Stack Overflow Asked by David Wohlferd on November 28, 2020

This is a followon to this question about using the DX11VideoRenderer sample (a replacement for EVR that uses DirectX11 instead of EVR’s DirectX9).

I’ve been trying to track down why it uses so much more CPU than the EVR. Task Manager shows me that most of that time is kernel mode.

Using profiling tools, I see that a LOT of time is being spent in numerous calls to NtDelayExecution (aka Sleep). How many calls? ~100,000 over the course of ~12 seconds. Ok, yeah, I’m sending a lot of frames in those 12 seconds, but that’s still a lot of calls, every one of which requires a kernel mode transition.
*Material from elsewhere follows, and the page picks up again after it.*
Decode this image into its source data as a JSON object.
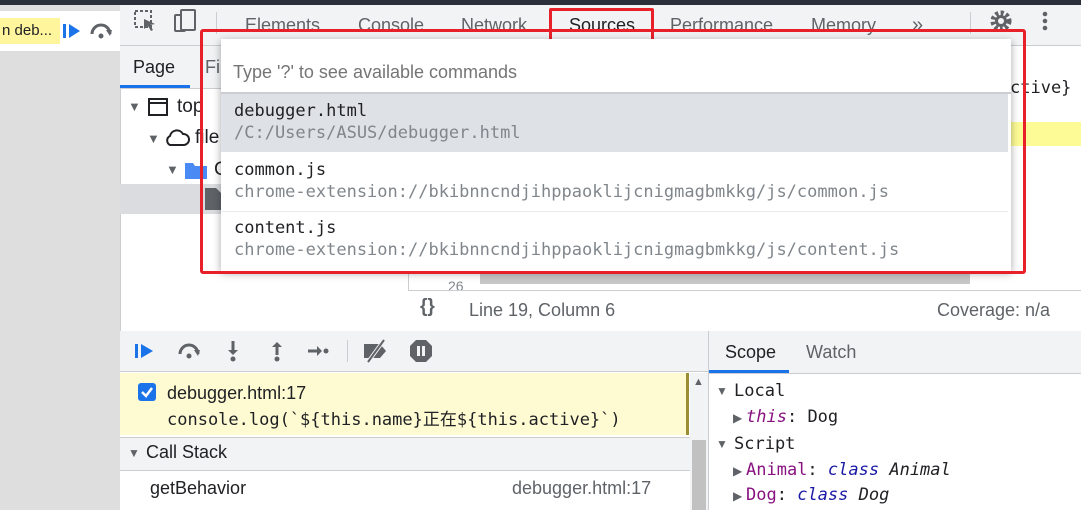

The callstack shows the last call in "my" code is to IDXGISwapChain1::Present(0, 0). The actual call seems be Sleep(0) and comes from nvwgf2umx.dll (which is why this question is tagged NVidia: hopefully someone there can call up the code and see what the logic is behind such frequent calls).

I couldn’t quite figure out why it would need to do /any/ Sleeping during Present. It’s not like we wait for vertical retrace anymore, is it? But the other reason to use Sleep has to do with yielding to other threads. Which led me to a serious clue:

If I use D3D11_CREATE_DEVICE_PREVENT_INTERNAL_THREADING_OPTIMIZATIONS, the CPU utilization drops. Along with some other fixes, the DX11 version is now faster and uses less CPU time than the DX9 version (which is what I would hope/expect). Profiling shows that Sleep has dropped from >30% to <1%.

Unfortunately, this page tells me:

This flag is not recommended for general use.

Oh.

So, any ideas on how to get decent performance without using debug flags?